Fighters hid inside the Ramadi General Hospital and Medical College and in nearby areas waiting for the soldiers to move into their ambush zone, Gordon said.

“Some of the muzzle flashes of insurgent firing positions were observed as originating from windows within the hospital.” 

Gordon said US forces fought through the ambush, sustaining no casualties. Hospital official Dr Alaa al-Ani said one Iraqi civilian who was in the vicinity of the clashes was killed by gunfire, but it was not immediately clear who shot him. 

Denial

Asaad Ali, a hospital official who worked the nightshift when the clashes occurred, rejected the US claims that fighters used the hospital to ambush American troops. 

“No armed men entered the hospital yesterday and the hospital was not used to attack anybody,” he said. “There were clashes but they took place near the hospital.” 

“No armed men entered the hospital yesterday and the hospital was not used to attack anybody”

Asaad Ali,
Ramadi hospital official

Salah al-Ani, dean of the Ramadi Medical College, also denied the military reports, saying he was surprised by such news.

Marines will return to the hospital to question administrators about the alleged use of their facilities by fighters for the ambush, the military said.
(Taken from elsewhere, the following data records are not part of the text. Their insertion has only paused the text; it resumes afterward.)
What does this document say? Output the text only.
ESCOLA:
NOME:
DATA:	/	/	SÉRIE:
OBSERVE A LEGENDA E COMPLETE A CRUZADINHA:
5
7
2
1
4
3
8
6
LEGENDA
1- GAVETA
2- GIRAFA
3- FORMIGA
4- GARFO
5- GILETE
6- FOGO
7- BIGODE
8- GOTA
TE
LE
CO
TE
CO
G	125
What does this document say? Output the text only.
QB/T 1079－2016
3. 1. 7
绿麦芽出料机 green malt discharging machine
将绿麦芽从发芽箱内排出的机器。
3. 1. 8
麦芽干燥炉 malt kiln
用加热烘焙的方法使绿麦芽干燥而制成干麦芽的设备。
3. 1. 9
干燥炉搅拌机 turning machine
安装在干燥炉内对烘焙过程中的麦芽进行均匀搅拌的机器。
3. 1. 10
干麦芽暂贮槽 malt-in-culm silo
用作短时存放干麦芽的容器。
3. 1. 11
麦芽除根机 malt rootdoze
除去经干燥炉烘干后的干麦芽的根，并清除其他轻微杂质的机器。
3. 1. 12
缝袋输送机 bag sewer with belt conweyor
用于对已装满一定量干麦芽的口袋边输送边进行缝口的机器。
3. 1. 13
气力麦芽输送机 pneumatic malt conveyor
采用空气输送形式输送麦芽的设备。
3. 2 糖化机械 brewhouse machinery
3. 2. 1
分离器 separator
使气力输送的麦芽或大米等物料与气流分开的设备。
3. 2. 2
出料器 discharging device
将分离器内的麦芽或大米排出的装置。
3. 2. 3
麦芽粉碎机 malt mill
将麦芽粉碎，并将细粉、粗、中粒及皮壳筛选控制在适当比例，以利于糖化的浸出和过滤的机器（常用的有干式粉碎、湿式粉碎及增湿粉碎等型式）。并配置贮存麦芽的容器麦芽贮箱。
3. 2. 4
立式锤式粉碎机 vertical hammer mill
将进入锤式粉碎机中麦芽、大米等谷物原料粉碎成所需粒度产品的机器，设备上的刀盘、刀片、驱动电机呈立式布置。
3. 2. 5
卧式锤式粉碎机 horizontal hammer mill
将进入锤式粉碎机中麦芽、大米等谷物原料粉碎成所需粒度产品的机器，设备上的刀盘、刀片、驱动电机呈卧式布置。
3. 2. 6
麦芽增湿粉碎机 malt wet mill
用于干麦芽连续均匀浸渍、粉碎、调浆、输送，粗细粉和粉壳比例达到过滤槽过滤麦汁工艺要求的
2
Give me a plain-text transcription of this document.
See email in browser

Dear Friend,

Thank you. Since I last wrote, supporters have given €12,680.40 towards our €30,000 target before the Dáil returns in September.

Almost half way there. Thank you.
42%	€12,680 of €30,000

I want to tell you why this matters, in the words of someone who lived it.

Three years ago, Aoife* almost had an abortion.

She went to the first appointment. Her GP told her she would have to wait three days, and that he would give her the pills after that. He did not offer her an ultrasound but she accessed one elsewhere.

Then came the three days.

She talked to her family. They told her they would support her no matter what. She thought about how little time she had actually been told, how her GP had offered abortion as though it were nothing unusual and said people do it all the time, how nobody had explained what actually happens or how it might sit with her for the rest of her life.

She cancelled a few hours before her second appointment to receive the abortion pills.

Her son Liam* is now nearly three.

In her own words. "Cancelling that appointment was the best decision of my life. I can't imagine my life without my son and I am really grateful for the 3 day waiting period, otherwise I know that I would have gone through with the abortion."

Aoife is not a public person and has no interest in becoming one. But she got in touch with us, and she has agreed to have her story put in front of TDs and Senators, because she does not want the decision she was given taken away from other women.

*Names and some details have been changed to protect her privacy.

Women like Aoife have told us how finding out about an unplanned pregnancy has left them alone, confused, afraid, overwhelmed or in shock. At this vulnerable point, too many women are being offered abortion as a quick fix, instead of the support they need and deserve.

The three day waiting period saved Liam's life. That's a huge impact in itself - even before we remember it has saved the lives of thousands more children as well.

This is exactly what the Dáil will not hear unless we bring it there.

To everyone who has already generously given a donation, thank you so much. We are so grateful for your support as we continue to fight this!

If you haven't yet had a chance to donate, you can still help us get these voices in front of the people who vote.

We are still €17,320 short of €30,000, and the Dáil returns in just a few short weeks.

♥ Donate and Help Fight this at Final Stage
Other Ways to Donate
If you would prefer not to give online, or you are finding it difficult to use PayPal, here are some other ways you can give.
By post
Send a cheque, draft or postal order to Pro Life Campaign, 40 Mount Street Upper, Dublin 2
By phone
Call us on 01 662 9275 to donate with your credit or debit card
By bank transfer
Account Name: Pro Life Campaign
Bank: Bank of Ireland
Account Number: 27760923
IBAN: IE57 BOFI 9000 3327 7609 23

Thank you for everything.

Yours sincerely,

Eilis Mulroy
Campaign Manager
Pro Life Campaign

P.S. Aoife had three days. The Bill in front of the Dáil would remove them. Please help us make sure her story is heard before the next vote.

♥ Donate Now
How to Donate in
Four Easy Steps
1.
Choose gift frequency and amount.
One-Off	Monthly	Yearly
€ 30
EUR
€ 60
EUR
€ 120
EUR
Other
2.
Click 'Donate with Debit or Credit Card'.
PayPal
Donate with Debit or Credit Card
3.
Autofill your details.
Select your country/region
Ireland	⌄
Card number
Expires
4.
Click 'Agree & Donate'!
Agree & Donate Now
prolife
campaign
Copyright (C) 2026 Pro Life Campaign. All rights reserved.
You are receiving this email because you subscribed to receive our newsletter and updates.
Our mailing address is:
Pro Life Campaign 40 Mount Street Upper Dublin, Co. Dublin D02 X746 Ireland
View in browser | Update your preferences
Hospital officials were not immediately available for comment.

Planes raid Falluja

Separately, Iraqi police detained 30 people after a police station north of Baghdad was attacked by mortar and rocket-propelled grenade fire, the US military said.

US forces also arrested a suspected roadside bomb-maker early on Saturday near Baiji, 250km north of Baghdad, according to a statement released by the Tikrit-based 1st Infantry Division.

The detainee was also suspected of aiding non-Iraqi foreign fighters in the area.

Also, US warplanes raided different parts of Falluja including al-Askary, al-Sinai and al-Shuhada neighbourhoods. The raid  came after fierce clashes with fighters overnight.

Meanwhile, hundreds of displaced Falluja residents staged a demonstration in Saqlawiya city, northwest of Falluja, demanding to be allowed to return to their city. The demonstrators said that they lived under harsh conditions.